Élise sentit les mots se former dans sa gorge, lourds et fragiles. « Je n'ai jamais arrêté de penser à toi. »
Luc resta immobile un long moment, puis il se tourna légèrement vers elle. Dans la lumière vacillante du poêle, son visage semblait moins marqué, comme si quelque chose s'était desserré en lui.
« Moi non plus », dit-il doucement. « Je crois que c'est ça, le problème. On a passé huit ans à se manquer sans se donner la permission de se le dire. »
Élise ne trouva pas de réponse. Elle le regarda, et pour la première fois depuis qu'elle avait mis le pied sur cette montagne, elle sentit quelque chose se déplier dans sa poitrine – quelque chose de fragile, comme une aile qui s'ouvre après un long hiver.
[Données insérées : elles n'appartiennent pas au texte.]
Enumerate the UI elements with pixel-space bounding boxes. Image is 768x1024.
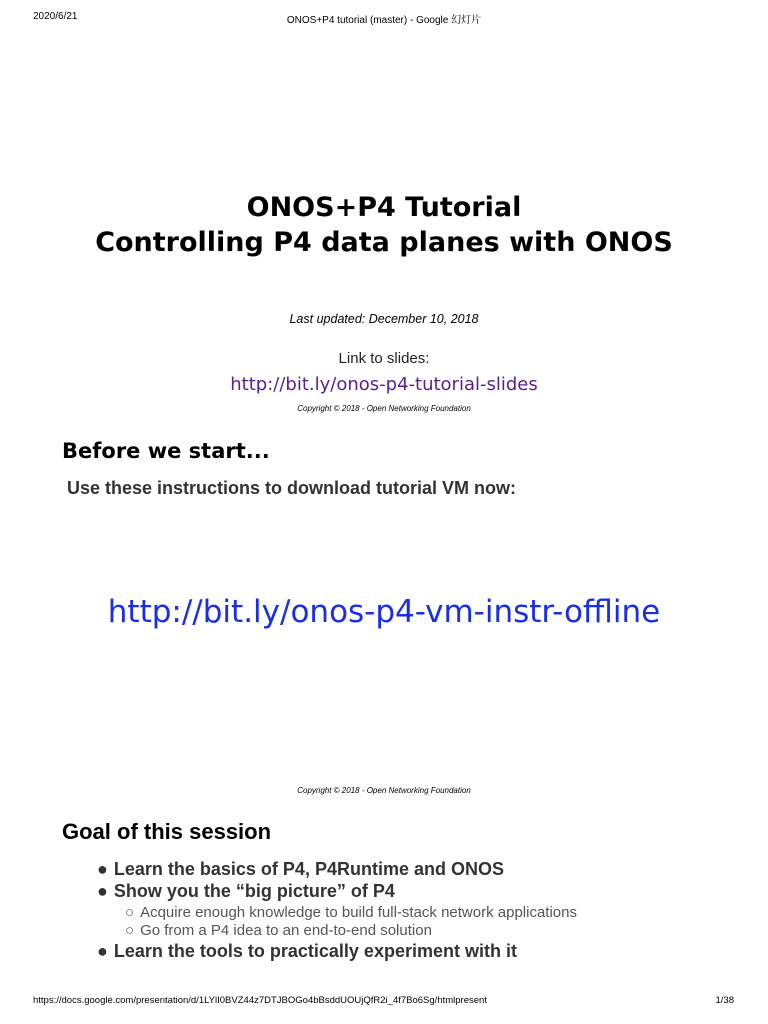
slides-link[interactable]: http://bit.ly/onos-p4-tutorial-slides: [230, 374, 538, 395]
bullet-item: ● Show you the “big picture” of P4: [97, 881, 395, 901]
slide3-heading: Goal of this session: [62, 819, 272, 844]
link-label: Link to slides:: [338, 350, 430, 367]
print-date: 2020/6/21: [33, 11, 78, 22]
print-page-count: 1/38: [715, 995, 734, 1006]
sub-bullet-item: ○ Acquire enough knowledge to build full-stack network applications: [125, 904, 577, 921]
print-page-title: ONOS+P4 tutorial (master) - Google 幻灯片: [286, 15, 482, 26]
slide2-copyright: Copyright © 2018 - Open Networking Foundation: [297, 786, 471, 795]
slide1-title-line2: Controlling P4 data planes with ONOS: [95, 227, 673, 258]
sub-bullet-circle-icon: ○: [125, 922, 135, 939]
slide1-copyright: Copyright © 2018 - Open Networking Foundation: [297, 404, 471, 413]
print-url: https://docs.google.com/presentation/d/1LYlI0BVZ44z7DTJBOGo4bBsddUOUjQfR2i_4f7Bo6Sg/htmlpresent: [33, 995, 487, 1006]
vm-link-wrap: [0, 594, 768, 630]
bullet-dot-icon: ●: [97, 941, 108, 961]
bullet-item: ● Learn the tools to practically experiment with it: [97, 941, 517, 961]
slide1-title-line1: ONOS+P4 Tutorial: [246, 192, 522, 223]
sub-bullet-item: ○ Go from a P4 idea to an end-to-end solution: [125, 922, 432, 939]
slide2-instruction: Use these instructions to download tutorial VM now:: [67, 478, 517, 498]
last-updated: Last updated: December 10, 2018: [289, 312, 479, 326]
bullet-dot-icon: ●: [97, 881, 108, 901]
vm-instructions-link[interactable]: http://bit.ly/onos-p4-vm-instr-offline: [107, 594, 661, 630]
slides-link-wrap: [0, 374, 768, 395]
sub-bullet-circle-icon: ○: [125, 904, 135, 921]
bullet-dot-icon: ●: [97, 859, 108, 879]
slide2-heading: Before we start...: [62, 439, 270, 463]
bullet-item: ● Learn the basics of P4, P4Runtime and ONOS: [97, 859, 504, 879]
Le vent hurla, plus fort que jamais. Le refuge trembla, une secousse brève et violente qui fit tomber la casserole vide du poêle. Le sol vibra sous leurs pieds.
Luc se leva, le regard dur. Il regarda par la fenêtre, où la neige tombait en rideaux serrés.
« Elle est en train d'empiler, dit-il. Ça va tenir toute la nuit. »
Il se tourna vers elle. « Repose-toi. Je monte la garde. »
Elle aurait pu protester. Mais quelque chose dans sa posture disait qu'il avait besoin d'être utile, besoin de courir contre l'inutile de la situation. Elle acquiesça, se couchant sur la banquette, glissant son sac sous sa tête.
« Luc », dit-elle, yeux fermés.
« Oui ? »
« Personne n'a jamais su, pour la maladie. Pas même ma mère. Tu es le seul. »
Il ne répondit pas tout de suite. Quand il parla, sa voix était étrangement douce, comme une caresse sur une blessure ancienne.
« Je te garde ce secret. Mais plus de mensonges entre nous. Plus rien. »
Elle sentit le sommeil l'atteindre comme une vague, lourde et douce. Quelque part dans la tempête, les moteurs s'étaient tus, les cris s'étaient tus, et il ne restait que le souffle régulier du poêle et la présence solide de Luc dans l'ombre.
« Plus rien », murmura-t-elle avant de sombrer.